The charge in the courtroom was manslaughter, brought by the Commonwealth of Virginia. No significant facts were in dispute. Miles Harrison, 49, was an amiable person, a diligent businessman and a doting, conscientious father until the day last summer -- beset by problems at work, making call after call on his cellphone -- he forgot to drop his son, Chase, at day care. The toddler slowly sweltered to death, strapped into a car seat for nearly nine hours in an office parking lot in Herndon in the blistering heat of July.



quote:

Two decades ago, this was relatively rare. But in the early 1990s, car-safety experts declared that passenger-side front airbags could kill children, and they recommended that child seats be moved to the back of the car; then, for even more safety for the very young, that the baby seats be pivoted to face the rear. If few foresaw the tragic consequence of the lessened visibility of the child . . . well, who can blame them? What kind of person forgets a baby?
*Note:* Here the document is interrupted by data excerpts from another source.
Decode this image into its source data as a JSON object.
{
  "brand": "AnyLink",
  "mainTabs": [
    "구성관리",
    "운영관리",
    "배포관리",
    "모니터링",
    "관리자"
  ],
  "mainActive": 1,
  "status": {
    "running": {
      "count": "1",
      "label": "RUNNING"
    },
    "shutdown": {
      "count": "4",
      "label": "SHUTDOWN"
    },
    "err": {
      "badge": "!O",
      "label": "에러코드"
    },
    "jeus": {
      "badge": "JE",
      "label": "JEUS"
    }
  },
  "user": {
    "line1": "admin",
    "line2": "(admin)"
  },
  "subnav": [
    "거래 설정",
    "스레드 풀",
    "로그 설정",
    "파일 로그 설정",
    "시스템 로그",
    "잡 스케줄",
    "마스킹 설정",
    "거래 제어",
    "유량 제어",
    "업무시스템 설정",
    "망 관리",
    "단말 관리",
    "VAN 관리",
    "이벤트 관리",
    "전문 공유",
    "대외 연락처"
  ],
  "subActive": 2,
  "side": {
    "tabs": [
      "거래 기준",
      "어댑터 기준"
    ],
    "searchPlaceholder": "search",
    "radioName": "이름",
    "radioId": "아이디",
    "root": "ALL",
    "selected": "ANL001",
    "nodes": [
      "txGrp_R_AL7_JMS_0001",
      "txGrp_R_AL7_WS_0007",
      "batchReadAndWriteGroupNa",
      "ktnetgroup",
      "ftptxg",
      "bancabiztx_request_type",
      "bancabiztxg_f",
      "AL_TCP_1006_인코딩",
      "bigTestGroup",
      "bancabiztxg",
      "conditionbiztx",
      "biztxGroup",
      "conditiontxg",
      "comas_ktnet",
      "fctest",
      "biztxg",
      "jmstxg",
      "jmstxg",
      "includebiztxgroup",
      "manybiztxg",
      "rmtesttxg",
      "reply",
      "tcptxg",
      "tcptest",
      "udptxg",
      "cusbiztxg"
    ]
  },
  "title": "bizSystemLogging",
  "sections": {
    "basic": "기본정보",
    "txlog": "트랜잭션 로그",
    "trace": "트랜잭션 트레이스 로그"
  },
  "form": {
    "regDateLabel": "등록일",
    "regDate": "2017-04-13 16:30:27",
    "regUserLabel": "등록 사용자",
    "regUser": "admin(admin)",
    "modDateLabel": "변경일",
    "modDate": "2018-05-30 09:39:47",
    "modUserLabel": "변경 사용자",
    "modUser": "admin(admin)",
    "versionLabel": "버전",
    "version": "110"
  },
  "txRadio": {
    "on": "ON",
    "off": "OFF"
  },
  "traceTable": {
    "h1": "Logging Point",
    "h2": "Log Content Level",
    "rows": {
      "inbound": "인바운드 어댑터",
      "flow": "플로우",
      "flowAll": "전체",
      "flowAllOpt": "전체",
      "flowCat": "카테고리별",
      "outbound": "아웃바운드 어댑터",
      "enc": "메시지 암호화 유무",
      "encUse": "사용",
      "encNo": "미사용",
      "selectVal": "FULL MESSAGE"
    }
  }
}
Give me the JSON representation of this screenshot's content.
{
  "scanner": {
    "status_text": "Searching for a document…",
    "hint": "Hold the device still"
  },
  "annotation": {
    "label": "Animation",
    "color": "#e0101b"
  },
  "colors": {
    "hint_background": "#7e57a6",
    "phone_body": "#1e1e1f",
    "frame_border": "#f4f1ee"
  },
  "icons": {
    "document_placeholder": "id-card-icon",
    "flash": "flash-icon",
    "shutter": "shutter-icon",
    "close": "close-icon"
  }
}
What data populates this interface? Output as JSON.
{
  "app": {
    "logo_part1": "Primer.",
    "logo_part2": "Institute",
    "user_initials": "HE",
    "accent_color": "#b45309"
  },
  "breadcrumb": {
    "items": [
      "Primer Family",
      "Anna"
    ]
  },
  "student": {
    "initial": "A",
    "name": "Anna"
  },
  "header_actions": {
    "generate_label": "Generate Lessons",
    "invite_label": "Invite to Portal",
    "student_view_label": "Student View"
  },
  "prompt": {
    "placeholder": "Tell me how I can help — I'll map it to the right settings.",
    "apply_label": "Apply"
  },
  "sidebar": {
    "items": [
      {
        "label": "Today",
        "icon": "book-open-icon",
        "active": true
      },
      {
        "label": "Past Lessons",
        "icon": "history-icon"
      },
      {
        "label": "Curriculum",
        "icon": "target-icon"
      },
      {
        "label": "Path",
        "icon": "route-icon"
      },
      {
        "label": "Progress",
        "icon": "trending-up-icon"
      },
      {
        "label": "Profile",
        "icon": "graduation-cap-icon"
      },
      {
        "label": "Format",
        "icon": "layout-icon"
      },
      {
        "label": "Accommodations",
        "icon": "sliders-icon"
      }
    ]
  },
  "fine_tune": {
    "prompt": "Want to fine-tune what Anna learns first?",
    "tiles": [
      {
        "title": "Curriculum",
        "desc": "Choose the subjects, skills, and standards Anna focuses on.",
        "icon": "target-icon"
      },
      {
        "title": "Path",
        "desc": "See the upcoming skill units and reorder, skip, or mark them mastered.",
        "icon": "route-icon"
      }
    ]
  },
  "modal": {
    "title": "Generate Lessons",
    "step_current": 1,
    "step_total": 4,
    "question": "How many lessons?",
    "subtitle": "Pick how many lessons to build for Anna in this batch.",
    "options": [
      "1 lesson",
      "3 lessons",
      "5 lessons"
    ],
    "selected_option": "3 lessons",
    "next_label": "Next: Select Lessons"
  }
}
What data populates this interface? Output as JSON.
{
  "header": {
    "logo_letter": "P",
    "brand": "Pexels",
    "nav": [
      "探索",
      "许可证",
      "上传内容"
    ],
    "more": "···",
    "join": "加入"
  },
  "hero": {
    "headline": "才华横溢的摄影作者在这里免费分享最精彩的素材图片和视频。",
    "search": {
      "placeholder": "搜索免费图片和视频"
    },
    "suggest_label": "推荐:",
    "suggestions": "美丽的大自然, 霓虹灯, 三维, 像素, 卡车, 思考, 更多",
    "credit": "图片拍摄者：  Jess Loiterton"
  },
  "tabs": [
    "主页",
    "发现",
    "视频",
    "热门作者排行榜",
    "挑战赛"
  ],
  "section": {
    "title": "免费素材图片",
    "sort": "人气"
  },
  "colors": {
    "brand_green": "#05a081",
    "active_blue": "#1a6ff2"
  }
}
The wealthy do, it turns out. And the poor, and the middle class. Parents of all ages and ethnicities do it. Mothers are just as likely to do it as fathers. It happens to the chronically absent-minded and to the fanatically organized, to the college-educated and to the marginally literate. In the last 10 years, it has happened to a dentist. A postal clerk. A social worker. A police officer. An accountant. A soldier. A paralegal. An electrician. A Protestant clergyman. A rabbinical student. A nurse. A construction worker. An assistant principal. It happened to a mental health counselor, a college professor and a pizza chef. It happened to a pediatrician. It happened to a rocket scientist.


quote:

There may be no act of human failing that more fundamentally challenges our society’s views about crime, punishment, justice and mercy. According to statistics compiled by a national childs’ safety advocacy group, in about 40 percent of cases authorities examine the evidence, determine that the child’s death was a terrible accident -- a mistake of memory that delivers a lifelong sentence of guilt far greater than any a judge or jury could mete out -- and file no charges. In the other 60 percent of the cases, parsing essentially identical facts and applying them to essentially identical laws, authorities decide that the negligence was so great and the injury so grievous that it must be called a felony, and it must be aggressively pursued.


In roughly 60 percent of these cases, charges are filed.